Opening night for the Philadelphia Orchestra’s 125th anniversary season celebrated the outfit’s past and present. In remarks from the stage, Music Director Yannick Nézet-Séguin highlighted the organization’s long devotion to living composers, reminding the audience that many significant works received their American premieres right on Broad Street. One such piece, Ravel’s Piano Concerto in G major, formed the center of the hour-long concert. Nézet-Séguin surrounded the classic with two contemporary works, a bold reminder that Philadelphia remains an incubator for the cutting edge of classical music – a daring and commendable choice for what was ostensibly a gala evening.

But let’s face it: a large swath of the audience came for the Ravel, and regrettably, more than a few left right after it. Although I might disapprove of the practice, no one could say they didn’t get their money’s worth. The presence of Yuja Wang added a frisson of excitement to the proceedings, and those seated within view of the keyboard could revel not only in her musicianship but her extraordinary showmanship. In fast passages, her fingers extended across the keys like the tentacles of an octopus, a whirlwind visual that nonetheless resulted in pinpoint precision.
The tone of Wang’s playing was perhaps a touch filigree in the jazz-inflected Allegramente, the orchestra occasionally enveloping her sound as themes passed from section to section. Perhaps she seemed less vital here because the orchestral musicians played so astonishingly well: Elizabeth Hainen’s extended harp solo emerged with breathtaking beauty, and the bluesy brass struck the right balance between raucousness and control. Wang brought careful attention to detail in the long solo passages of the Adagio, and she fully came into her own in the feisty Presto finale, matching the fervent energy Nézet-Séguin whipped up in the orchestra. For an encore, Wang dispatched Nikolai Kapustin’s finger-breaking Toccatina with practiced ease.
When the season calendar was first published, the Ravel Piano Concerto was initially paired with the perennially popular Second Suite from the composer’s Daphnis et Chloé. Nézet-Séguin revised the program after leading the local premiere of Julia Wolfe’s Pretty back in February. It was especially gratifying to hear such a substantial new work again in short order, and the musicians threw themselves into Wolfe’s edgy and often combative sound world. “Pretty” could aptly describe the Philadelphia strings on any given day, but here they hummed with abrasive ascending minor thirds. Insistent percussion called to mind rock music and bar-band blues, complemented by honky-tonk brass.

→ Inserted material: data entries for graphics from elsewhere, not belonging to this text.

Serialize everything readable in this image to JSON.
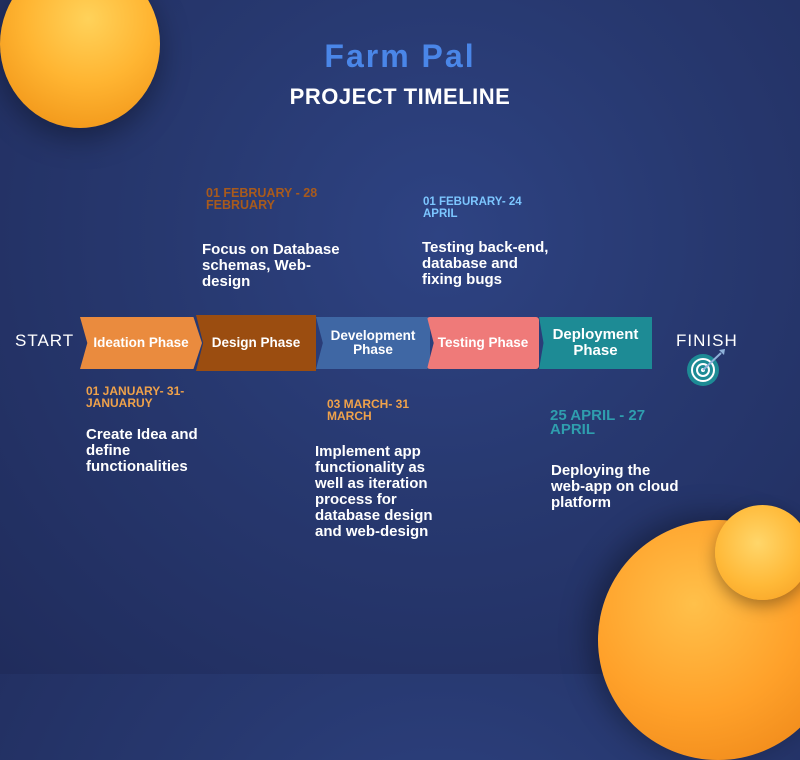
{
  "header": {
    "brand": "Farm Pal",
    "subtitle": "PROJECT TIMELINE"
  },
  "timeline": {
    "start_label": "START",
    "finish_label": "FINISH",
    "finish_icon": "target-icon",
    "phases": [
      {
        "label": "Ideation Phase",
        "date": "01 JANUARY- 31- JANUARUY",
        "description": "Create Idea and define functionalities",
        "color": "#ea8b3e"
      },
      {
        "label": "Design Phase",
        "date": "01 FEBRUARY - 28 FEBRUARY",
        "description": "Focus on Database schemas, Web-design",
        "color": "#9b4d10"
      },
      {
        "label": "Development Phase",
        "date": "03 MARCH- 31 MARCH",
        "description": "Implement app functionality as well as iteration process for database design and web-design",
        "color": "#3f67a4"
      },
      {
        "label": "Testing Phase",
        "date": "01 FEBURARY- 24 APRIL",
        "description": "Testing back-end, database and fixing bugs",
        "color": "#ef7a79"
      },
      {
        "label": "Deployment Phase",
        "date": "25 APRIL - 27 APRIL",
        "description": "Deploying the web-app on cloud platform",
        "color": "#1d8b95"
      }
    ]
  },
  "colors": {
    "background": "#27386f",
    "brand_title": "#4a86e8",
    "accent_orange": "#ffb532"
  }
}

At every step, Wolfe seemed determined to challenge our perception of what it means to make a pretty sound. Isolated moments of beauty emerged from the morass, like a lilting solo for oboe or a bluegrass violin lick. But the total effect was expansive and overwhelming – a tension that went beyond easy characterization. Nézet-Séguin brought order to Wolfe’s controlled chaos, and the result was as memorable and distinctive as the work’s ironic title.
The concert also featured Arturo Márquez’s Danzón no. 2, its sultry rhythms causing many in the audience to wriggle their shoulders with delight. The brief work proved a fine showcase for many of the orchestra’s principal players – none more so than clarinetist Ricardo Morales, whose expressive solo opening set the tone for a delightful tour through the Mexican dance halls that inspired the composer.